Nowadays, consumer demand for minimally processed,healthy and fresh foods is increasing. Growing attention has been given to food additives, particularly in meat products, despite their usefulness in such products. High-pressure processing has been widely studied for its bacteriostatic efficiency on meat products. However,this process can also be considered as a technological tool. The aim of the present study was to investigate the technological impact of high-pressure treatment in combination with technological ingredients (salt, sodium nitrite, and polyphosphates) on meat products with different structures. A better understanding of the mechanisms at work would give the perspective to reduce these ingredients. The investigations showed the significant impact of the high-pressure treatment on color, texture and water retention. Nevertheless, resulting quality was improved by the addition of a minimal amount of salt and polyphosphates. From an industrial point of view, salt and polyphosphates can be reduced in pressure-treated pork products without damaging the eating quality. Microscopic observations and thermal analyses gave the opportunity to relate eating quality with microscopic and molecular modifications. Indeed, high-pressure processing together with additives induce conformational changes in the native structure of the proteins, leading to a gel that has the ability to retain water.

Valorisation :

  • Duranton, F., S. Guillou, H. Simonin, R. Chéret and M. de Lamballerie 2012. Combined use of high pressure and salt or sodium nitrite to control the growth of endogenous microflora in raw pork meat. Innovative Food Science & Emerging Technologies 16: 376-380. Ranking du JCR: Q1.

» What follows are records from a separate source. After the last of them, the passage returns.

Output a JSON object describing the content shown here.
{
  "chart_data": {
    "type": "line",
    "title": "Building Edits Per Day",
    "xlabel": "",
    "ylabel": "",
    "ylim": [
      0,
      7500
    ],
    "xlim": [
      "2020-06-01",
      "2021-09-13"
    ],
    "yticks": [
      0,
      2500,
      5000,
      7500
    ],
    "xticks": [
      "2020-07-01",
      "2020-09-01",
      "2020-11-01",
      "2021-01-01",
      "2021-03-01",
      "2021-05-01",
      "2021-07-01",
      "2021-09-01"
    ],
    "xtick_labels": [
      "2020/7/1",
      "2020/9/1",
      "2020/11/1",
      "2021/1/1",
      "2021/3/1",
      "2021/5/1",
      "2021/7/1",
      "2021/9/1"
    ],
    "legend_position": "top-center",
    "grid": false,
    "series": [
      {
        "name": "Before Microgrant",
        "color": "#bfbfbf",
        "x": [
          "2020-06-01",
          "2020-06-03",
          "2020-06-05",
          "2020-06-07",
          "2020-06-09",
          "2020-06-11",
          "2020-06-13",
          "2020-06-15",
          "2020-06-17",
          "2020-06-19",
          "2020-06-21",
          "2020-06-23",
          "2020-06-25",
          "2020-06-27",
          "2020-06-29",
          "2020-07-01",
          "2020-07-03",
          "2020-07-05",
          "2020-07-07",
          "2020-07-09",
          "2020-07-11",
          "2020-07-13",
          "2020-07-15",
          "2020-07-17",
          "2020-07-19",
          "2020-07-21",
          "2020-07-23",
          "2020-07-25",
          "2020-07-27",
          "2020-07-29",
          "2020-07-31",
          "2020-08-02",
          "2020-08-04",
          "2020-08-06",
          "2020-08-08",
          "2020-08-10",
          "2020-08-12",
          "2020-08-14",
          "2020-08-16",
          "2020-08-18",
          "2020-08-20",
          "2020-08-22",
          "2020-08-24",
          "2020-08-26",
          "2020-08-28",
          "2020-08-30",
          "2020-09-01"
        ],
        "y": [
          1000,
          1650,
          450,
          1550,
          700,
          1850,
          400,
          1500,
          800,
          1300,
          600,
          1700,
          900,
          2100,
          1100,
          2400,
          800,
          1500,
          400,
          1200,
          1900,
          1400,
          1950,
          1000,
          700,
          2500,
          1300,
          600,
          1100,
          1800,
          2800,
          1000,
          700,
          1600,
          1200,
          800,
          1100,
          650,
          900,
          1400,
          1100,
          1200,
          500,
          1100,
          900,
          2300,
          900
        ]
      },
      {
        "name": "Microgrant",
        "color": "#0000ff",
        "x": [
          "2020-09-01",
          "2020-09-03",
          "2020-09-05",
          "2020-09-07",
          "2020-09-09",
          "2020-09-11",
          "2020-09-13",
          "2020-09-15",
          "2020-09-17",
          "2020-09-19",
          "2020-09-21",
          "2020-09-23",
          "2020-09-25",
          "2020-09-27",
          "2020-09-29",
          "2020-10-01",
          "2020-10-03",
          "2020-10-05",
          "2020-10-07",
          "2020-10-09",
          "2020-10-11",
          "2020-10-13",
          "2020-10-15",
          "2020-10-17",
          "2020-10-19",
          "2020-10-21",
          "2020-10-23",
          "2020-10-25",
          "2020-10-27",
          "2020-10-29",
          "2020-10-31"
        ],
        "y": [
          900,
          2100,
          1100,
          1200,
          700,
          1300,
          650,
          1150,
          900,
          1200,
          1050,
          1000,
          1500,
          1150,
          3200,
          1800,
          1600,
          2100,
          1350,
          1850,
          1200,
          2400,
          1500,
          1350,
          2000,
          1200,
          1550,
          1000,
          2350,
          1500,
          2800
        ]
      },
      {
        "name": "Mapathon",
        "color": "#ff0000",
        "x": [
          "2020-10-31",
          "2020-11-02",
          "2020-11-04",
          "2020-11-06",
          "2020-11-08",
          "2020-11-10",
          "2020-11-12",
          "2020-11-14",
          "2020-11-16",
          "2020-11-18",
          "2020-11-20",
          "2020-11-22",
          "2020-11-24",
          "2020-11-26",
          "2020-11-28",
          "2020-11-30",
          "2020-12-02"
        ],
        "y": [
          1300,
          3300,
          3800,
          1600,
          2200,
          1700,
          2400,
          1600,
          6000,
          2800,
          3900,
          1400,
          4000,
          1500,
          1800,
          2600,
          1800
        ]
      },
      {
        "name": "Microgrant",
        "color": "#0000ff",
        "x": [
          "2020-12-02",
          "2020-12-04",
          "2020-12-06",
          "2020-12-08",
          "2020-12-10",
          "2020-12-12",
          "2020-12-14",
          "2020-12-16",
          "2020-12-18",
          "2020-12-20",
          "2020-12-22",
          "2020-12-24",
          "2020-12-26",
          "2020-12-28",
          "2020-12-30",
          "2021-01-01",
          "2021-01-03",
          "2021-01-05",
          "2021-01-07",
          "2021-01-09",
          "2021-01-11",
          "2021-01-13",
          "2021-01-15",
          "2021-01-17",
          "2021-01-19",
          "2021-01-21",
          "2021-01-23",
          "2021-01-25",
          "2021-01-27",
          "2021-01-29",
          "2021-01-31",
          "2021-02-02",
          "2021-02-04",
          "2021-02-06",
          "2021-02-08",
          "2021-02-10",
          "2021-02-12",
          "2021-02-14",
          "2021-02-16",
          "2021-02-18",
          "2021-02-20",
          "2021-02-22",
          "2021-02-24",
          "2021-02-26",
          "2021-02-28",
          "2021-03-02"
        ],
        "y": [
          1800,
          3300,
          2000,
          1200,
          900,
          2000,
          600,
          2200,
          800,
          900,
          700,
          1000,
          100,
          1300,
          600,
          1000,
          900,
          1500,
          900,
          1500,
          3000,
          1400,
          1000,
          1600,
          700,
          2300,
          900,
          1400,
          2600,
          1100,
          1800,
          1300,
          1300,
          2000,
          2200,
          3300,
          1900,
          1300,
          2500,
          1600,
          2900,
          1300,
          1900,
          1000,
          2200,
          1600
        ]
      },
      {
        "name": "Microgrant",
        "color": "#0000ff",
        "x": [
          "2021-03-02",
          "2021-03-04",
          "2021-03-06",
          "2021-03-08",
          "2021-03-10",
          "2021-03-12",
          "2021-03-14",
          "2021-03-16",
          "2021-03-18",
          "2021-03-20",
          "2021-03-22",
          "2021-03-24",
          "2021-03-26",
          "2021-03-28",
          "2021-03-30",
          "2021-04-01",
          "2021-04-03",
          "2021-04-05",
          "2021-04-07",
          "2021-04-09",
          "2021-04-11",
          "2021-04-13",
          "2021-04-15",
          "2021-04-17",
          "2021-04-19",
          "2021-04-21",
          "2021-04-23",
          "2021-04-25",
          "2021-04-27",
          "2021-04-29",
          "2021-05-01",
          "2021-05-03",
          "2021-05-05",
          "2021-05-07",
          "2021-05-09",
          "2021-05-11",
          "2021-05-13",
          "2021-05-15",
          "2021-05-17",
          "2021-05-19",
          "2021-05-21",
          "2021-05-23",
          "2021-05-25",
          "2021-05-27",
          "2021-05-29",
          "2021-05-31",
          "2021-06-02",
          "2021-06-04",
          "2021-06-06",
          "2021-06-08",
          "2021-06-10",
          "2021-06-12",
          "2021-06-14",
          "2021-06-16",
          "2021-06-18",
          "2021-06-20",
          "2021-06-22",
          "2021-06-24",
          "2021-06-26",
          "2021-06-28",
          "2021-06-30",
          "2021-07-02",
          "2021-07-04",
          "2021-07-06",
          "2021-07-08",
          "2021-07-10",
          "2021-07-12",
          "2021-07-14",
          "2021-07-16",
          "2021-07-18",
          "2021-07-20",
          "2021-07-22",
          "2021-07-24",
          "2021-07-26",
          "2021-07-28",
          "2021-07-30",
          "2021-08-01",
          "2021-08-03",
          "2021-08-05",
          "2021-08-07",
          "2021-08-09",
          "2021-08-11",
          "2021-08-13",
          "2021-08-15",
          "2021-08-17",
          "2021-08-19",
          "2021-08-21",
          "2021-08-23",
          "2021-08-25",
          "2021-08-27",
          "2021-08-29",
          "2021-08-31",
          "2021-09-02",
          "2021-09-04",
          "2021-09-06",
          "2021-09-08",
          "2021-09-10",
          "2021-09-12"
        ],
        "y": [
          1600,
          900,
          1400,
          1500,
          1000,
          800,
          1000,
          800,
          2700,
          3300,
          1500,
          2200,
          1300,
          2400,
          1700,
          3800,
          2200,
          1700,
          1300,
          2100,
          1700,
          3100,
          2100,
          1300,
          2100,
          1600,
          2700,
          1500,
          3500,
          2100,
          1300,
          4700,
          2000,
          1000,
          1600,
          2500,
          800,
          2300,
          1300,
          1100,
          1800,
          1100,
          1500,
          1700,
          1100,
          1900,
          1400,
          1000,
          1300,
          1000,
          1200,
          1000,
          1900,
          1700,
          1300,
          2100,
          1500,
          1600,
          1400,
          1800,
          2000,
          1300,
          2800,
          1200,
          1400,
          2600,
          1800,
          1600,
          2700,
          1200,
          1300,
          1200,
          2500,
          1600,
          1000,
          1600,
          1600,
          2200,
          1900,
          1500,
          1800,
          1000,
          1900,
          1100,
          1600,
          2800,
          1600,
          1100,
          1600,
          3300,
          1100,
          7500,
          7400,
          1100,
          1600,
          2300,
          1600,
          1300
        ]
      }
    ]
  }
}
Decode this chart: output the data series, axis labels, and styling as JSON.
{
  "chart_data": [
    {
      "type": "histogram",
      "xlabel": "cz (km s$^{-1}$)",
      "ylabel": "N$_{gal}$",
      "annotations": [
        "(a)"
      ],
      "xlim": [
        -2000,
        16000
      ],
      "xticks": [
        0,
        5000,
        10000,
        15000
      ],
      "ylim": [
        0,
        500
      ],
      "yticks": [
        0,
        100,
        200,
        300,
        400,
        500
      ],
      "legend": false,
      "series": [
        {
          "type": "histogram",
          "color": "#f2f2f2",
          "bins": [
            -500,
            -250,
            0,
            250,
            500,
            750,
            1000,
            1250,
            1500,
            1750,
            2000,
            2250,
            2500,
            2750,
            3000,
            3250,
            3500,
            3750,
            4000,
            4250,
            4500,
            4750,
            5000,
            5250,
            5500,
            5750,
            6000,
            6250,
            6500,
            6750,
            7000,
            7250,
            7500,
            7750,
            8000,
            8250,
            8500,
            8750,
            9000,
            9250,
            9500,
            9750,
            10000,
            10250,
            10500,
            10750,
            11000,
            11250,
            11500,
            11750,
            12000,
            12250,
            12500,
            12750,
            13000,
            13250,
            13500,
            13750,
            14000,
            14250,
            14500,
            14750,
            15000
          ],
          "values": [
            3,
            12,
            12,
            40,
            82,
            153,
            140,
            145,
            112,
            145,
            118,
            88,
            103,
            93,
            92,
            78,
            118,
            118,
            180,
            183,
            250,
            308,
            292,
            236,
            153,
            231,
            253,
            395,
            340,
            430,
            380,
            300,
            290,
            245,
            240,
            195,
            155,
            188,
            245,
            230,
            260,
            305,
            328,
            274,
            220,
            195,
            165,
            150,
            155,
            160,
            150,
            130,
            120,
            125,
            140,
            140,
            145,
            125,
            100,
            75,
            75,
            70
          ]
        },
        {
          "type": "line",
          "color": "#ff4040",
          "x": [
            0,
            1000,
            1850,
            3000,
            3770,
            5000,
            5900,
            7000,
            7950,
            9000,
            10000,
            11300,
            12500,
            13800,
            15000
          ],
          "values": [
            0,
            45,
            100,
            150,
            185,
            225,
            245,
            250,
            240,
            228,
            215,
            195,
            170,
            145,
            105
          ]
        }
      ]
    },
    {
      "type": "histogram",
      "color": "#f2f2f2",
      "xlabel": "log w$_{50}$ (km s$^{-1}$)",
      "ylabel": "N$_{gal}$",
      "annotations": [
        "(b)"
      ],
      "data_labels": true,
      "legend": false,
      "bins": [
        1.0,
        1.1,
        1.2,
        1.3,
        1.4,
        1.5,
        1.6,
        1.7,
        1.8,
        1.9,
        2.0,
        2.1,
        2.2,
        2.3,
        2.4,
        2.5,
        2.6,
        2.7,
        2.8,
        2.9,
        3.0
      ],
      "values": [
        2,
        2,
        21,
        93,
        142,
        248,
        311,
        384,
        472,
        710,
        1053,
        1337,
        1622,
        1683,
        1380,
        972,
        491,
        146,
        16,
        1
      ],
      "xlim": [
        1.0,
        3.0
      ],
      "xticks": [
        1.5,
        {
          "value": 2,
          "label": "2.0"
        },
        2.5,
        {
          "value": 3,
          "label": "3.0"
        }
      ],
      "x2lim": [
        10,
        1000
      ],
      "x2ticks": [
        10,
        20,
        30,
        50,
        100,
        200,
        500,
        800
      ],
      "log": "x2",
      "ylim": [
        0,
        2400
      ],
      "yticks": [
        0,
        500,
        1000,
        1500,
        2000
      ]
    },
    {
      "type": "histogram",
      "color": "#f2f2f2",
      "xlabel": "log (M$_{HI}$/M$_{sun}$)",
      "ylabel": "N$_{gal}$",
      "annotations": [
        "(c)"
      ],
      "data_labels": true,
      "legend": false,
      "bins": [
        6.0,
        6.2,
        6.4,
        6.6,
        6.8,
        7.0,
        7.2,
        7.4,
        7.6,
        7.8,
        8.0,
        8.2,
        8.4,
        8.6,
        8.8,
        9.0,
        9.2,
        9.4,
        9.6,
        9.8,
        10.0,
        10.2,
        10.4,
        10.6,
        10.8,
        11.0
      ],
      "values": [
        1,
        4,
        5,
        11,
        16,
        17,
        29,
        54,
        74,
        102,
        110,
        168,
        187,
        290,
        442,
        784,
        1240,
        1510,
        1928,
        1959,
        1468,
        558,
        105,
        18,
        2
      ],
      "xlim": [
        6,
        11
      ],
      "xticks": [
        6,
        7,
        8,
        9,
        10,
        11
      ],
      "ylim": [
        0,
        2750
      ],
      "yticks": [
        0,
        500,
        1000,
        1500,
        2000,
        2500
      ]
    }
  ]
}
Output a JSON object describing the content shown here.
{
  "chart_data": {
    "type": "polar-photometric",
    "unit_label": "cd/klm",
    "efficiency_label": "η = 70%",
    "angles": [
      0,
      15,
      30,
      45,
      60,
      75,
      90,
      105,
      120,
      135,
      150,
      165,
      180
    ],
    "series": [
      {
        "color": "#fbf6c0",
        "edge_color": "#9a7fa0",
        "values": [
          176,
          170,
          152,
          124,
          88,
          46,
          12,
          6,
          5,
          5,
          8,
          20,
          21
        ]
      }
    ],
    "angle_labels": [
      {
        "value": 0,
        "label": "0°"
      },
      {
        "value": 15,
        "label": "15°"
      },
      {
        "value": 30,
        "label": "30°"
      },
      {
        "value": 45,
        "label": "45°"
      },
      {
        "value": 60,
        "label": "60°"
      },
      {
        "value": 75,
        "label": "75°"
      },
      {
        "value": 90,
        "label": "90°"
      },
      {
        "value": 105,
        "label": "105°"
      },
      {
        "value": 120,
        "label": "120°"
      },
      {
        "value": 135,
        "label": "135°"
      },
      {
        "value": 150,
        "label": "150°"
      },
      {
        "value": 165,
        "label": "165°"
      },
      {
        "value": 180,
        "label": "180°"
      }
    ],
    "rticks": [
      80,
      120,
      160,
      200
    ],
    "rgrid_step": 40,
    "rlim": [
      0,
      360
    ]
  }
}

  •  Duranton, F., H. Simonin, R. Chéret, S. Guillou and M. de Lamballerie 2012. Effect of high pressure and salt on pork meat quality and microstructure. Journal of Food Science 77: E188-E194. Ranking du JCR: Q2.
  • Lerasle, M., F. Duranton, H. Simonin, J. M. Membré, R. Chéret, M. De Lamballerie, S. Guillou and M. Federighi 2012. Traitements par hautes pressions hydrostatiques des denrées alimentaires : état de l’art. Revue de Médecine Vétérinaire 163(12): 595-614. Ranking du JCR: Q4.